Het was Hans van Manen die al in het begin van de jaren zestig balletten maakte op Stockhausen, Cage en minimal music. In zijn werkwijze als choreograaf lijkt hij echter de meeste verwantschap te hebben met monsieur le pauvre, Erik Satie – in wezen de eerste minimale componist (diens Trois Gnossiennes vormde de basis voor Van Manens gelijknamige ballet uit 1982). Die eeuwige zoektocht naar de essentie, het kale, ofwel het ‘less is more’-principe.

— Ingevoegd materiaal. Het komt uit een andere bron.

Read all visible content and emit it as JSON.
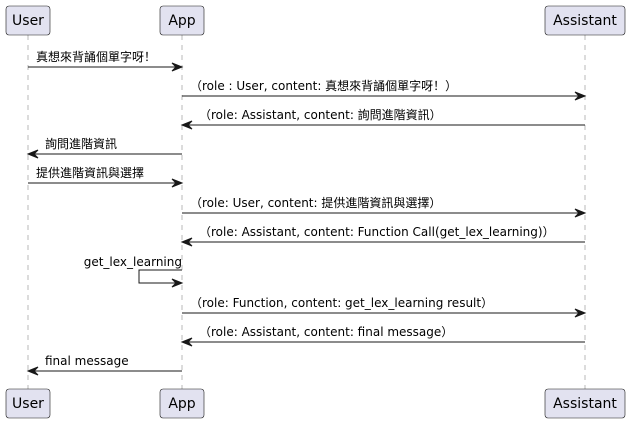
{
  "participants": [
    {
      "id": "user",
      "label": "User"
    },
    {
      "id": "app",
      "label": "App"
    },
    {
      "id": "assistant",
      "label": "Assistant"
    }
  ],
  "messages": [
    {
      "from": "user",
      "to": "app",
      "text": "真想來背誦個單字呀！"
    },
    {
      "from": "app",
      "to": "assistant",
      "text": "（role : User, content: 真想來背誦個單字呀！）"
    },
    {
      "from": "assistant",
      "to": "app",
      "text": "（role: Assistant, content: 詢問進階資訊）"
    },
    {
      "from": "app",
      "to": "user",
      "text": "詢問進階資訊"
    },
    {
      "from": "user",
      "to": "app",
      "text": "提供進階資訊與選擇"
    },
    {
      "from": "app",
      "to": "assistant",
      "text": "（role: User, content: 提供進階資訊與選擇）"
    },
    {
      "from": "assistant",
      "to": "app",
      "text": "（role: Assistant, content: Function Call(get_lex_learning)）"
    },
    {
      "from": "app",
      "to": "app",
      "text": "get_lex_learning"
    },
    {
      "from": "app",
      "to": "assistant",
      "text": "（role: Function, content: get_lex_learning result）"
    },
    {
      "from": "assistant",
      "to": "app",
      "text": "（role: Assistant, content: final message）"
    },
    {
      "from": "app",
      "to": "user",
      "text": "final message"
    }
  ]
}
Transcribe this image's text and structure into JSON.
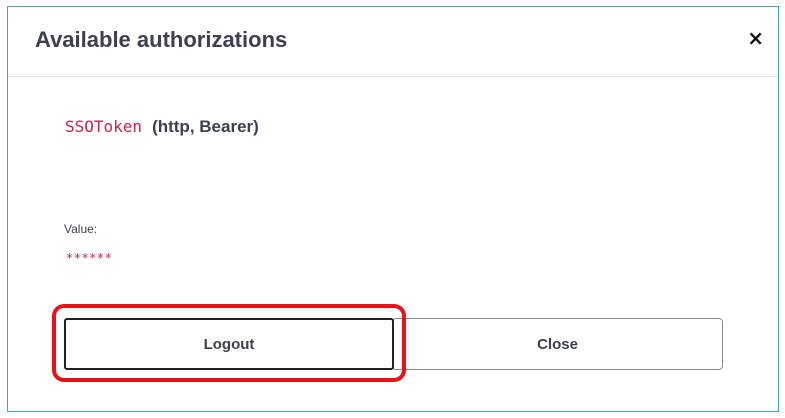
{
  "dialog": {
    "title": "Available authorizations",
    "close_glyph": "×"
  },
  "auth": {
    "scheme_name": "SSOToken",
    "scheme_type": "(http, Bearer)",
    "value_label": "Value:",
    "value_masked": "******"
  },
  "buttons": {
    "logout_label": "Logout",
    "close_label": "Close"
  },
  "colors": {
    "frame_border": "#3fa8a8",
    "scheme_name": "#c0254e",
    "highlight": "#e8121b",
    "text": "#3b4151"
  },
  "icons": {
    "dialog_close": "close-icon"
  }
}
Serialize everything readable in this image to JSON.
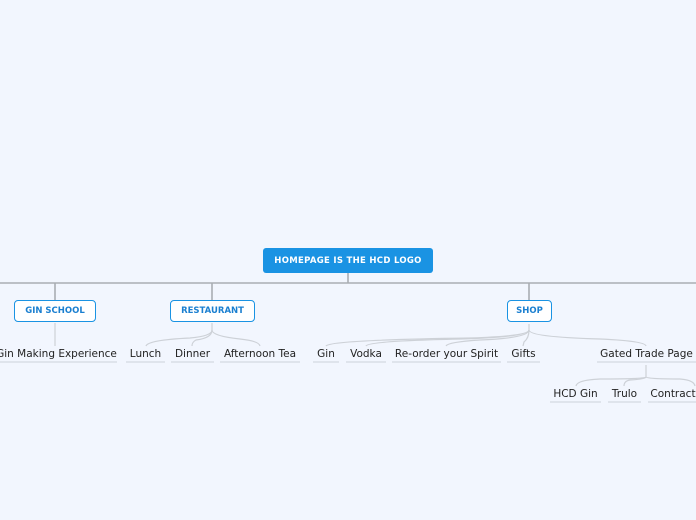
{
  "root": {
    "label": "HOMEPAGE IS THE HCD LOGO",
    "color": "#1a93e3"
  },
  "branches": [
    {
      "label": "GIN SCHOOL",
      "children": [
        "Gin Making Experience"
      ]
    },
    {
      "label": "RESTAURANT",
      "children": [
        "Lunch",
        "Dinner",
        "Afternoon Tea"
      ]
    },
    {
      "label": "SHOP",
      "children": [
        "Gin",
        "Vodka",
        "Re-order your Spirit",
        "Gifts",
        "Gated Trade Page"
      ]
    }
  ],
  "gated_trade_children": [
    "HCD Gin",
    "Trulo",
    "Contract"
  ]
}
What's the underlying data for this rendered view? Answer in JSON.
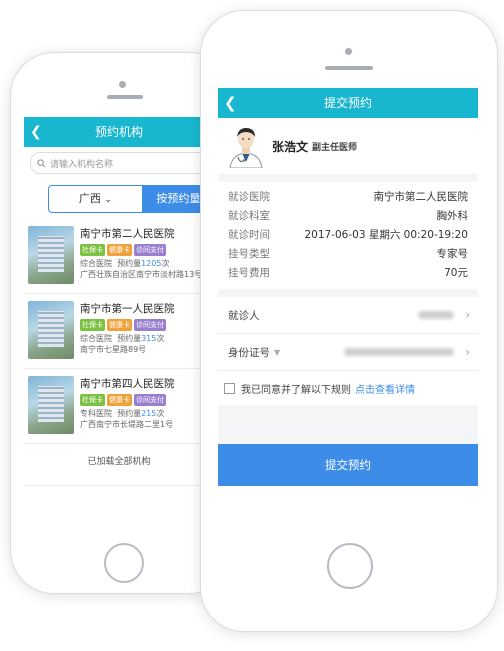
{
  "back_screen": {
    "title": "预约机构",
    "back_icon": "chevron-left-icon",
    "search_placeholder": "请输入机构名称",
    "region_label": "广西",
    "sort_label": "按预约量",
    "hospitals": [
      {
        "name": "南宁市第二人民医院",
        "tags": [
          "社保卡",
          "健康卡",
          "诊间支付"
        ],
        "type": "综合医院",
        "volume_label": "预约量",
        "volume": "1205",
        "volume_unit": "次",
        "address": "广西壮族自治区南宁市淡村路13号"
      },
      {
        "name": "南宁市第一人民医院",
        "tags": [
          "社保卡",
          "健康卡",
          "诊间支付"
        ],
        "type": "综合医院",
        "volume_label": "预约量",
        "volume": "315",
        "volume_unit": "次",
        "address": "南宁市七星路89号"
      },
      {
        "name": "南宁市第四人民医院",
        "tags": [
          "社保卡",
          "健康卡",
          "诊间支付"
        ],
        "type": "专科医院",
        "volume_label": "预约量",
        "volume": "215",
        "volume_unit": "次",
        "address": "广西南宁市长堤路二里1号"
      }
    ],
    "loaded_text": "已加载全部机构"
  },
  "front_screen": {
    "title": "提交预约",
    "back_icon": "chevron-left-icon",
    "doctor": {
      "name": "张浩文",
      "title": "副主任医师"
    },
    "details": [
      {
        "label": "就诊医院",
        "value": "南宁市第二人民医院"
      },
      {
        "label": "就诊科室",
        "value": "胸外科"
      },
      {
        "label": "就诊时间",
        "value": "2017-06-03 星期六 00:20-19:20"
      },
      {
        "label": "挂号类型",
        "value": "专家号"
      },
      {
        "label": "挂号费用",
        "value": "70元"
      }
    ],
    "patient_label": "就诊人",
    "id_label": "身份证号",
    "agree_text": "我已同意并了解以下规则",
    "agree_link": "点击查看详情",
    "submit_label": "提交预约"
  },
  "colors": {
    "header": "#19b7cf",
    "primary_blue": "#3d8ce8",
    "tag_green": "#7cc142",
    "tag_orange": "#f0a23a",
    "tag_purple": "#9a7fd1"
  }
}
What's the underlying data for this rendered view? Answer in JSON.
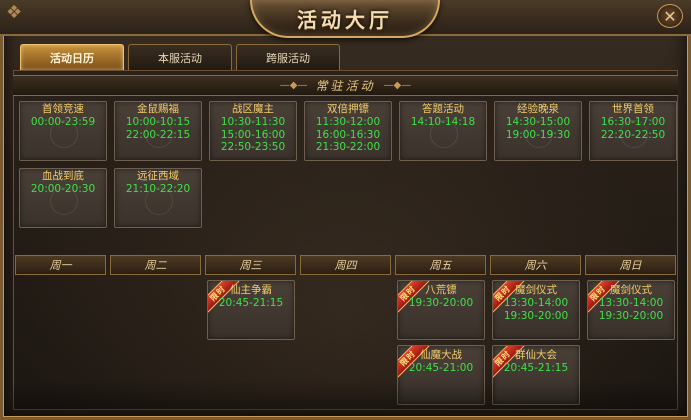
{
  "window": {
    "title": "活动大厅",
    "close_icon": "close-icon"
  },
  "tabs": [
    {
      "label": "活动日历",
      "active": true
    },
    {
      "label": "本服活动",
      "active": false
    },
    {
      "label": "跨服活动",
      "active": false
    }
  ],
  "daily_section": {
    "title": "常驻活动"
  },
  "daily_activities": [
    {
      "name": "首领竞速",
      "times": [
        "00:00-23:59"
      ]
    },
    {
      "name": "金鼠赐福",
      "times": [
        "10:00-10:15",
        "22:00-22:15"
      ]
    },
    {
      "name": "战区魔主",
      "times": [
        "10:30-11:30",
        "15:00-16:00",
        "22:50-23:50"
      ]
    },
    {
      "name": "双倍押镖",
      "times": [
        "11:30-12:00",
        "16:00-16:30",
        "21:30-22:00"
      ]
    },
    {
      "name": "答题活动",
      "times": [
        "14:10-14:18"
      ]
    },
    {
      "name": "经验晚泉",
      "times": [
        "14:30-15:00",
        "19:00-19:30"
      ]
    },
    {
      "name": "世界首领",
      "times": [
        "16:30-17:00",
        "22:20-22:50"
      ]
    },
    {
      "name": "血战到底",
      "times": [
        "20:00-20:30"
      ]
    },
    {
      "name": "远征西域",
      "times": [
        "21:10-22:20"
      ]
    }
  ],
  "weekdays": [
    "周一",
    "周二",
    "周三",
    "周四",
    "周五",
    "周六",
    "周日"
  ],
  "ribbon_label": "限时",
  "weekly_activities": [
    {
      "day": 2,
      "row": 0,
      "name": "仙主争霸",
      "times": [
        "20:45-21:15"
      ]
    },
    {
      "day": 4,
      "row": 0,
      "name": "八荒镖",
      "times": [
        "19:30-20:00"
      ]
    },
    {
      "day": 5,
      "row": 0,
      "name": "魔剑仪式",
      "times": [
        "13:30-14:00",
        "19:30-20:00"
      ]
    },
    {
      "day": 6,
      "row": 0,
      "name": "魔剑仪式",
      "times": [
        "13:30-14:00",
        "19:30-20:00"
      ]
    },
    {
      "day": 4,
      "row": 1,
      "name": "仙魔大战",
      "times": [
        "20:45-21:00"
      ]
    },
    {
      "day": 5,
      "row": 1,
      "name": "群仙大会",
      "times": [
        "20:45-21:15"
      ]
    }
  ]
}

Het zit Van Manen ook wel eens tegen: de componist Lutaslavski verbood hem zijn – voor de dood van Bartók geschreven – muziek te gebruiken voor een part de trois, Untitled. ‘Dat heb ik hem altijd zó kwalijk genomen. Ik heb de muziek zeker zo serieus behandeld als híj ambachtelijk gedacht heeft. Het gaat me bij de muziek om het ritme en de emotie, maar elk stuk dicteert, dat moet je invullen. Hoe vrij ik ook ben om muziek te interpreteren, er zijn dingen waar ik niet onder uit kom. Ik wìl ook dat de muziek me dwingt. Ik wil aan het dictee als het ware een logische oplossing toevoegen. Berceuse éliagique, de muziek van Busoni die ik voor het duet Two heb gebruikt kende ik al lang, maar ik vond het altijd te vet, te gevoelig. Het is een lullaby; een treurende jongeman bij zijn moeders doodskist. Een onherroepelijk afscheid. Scheiden als iets onontkoombaars. Het ballet heeft niet voor niets veel met eenzaamheid van doen.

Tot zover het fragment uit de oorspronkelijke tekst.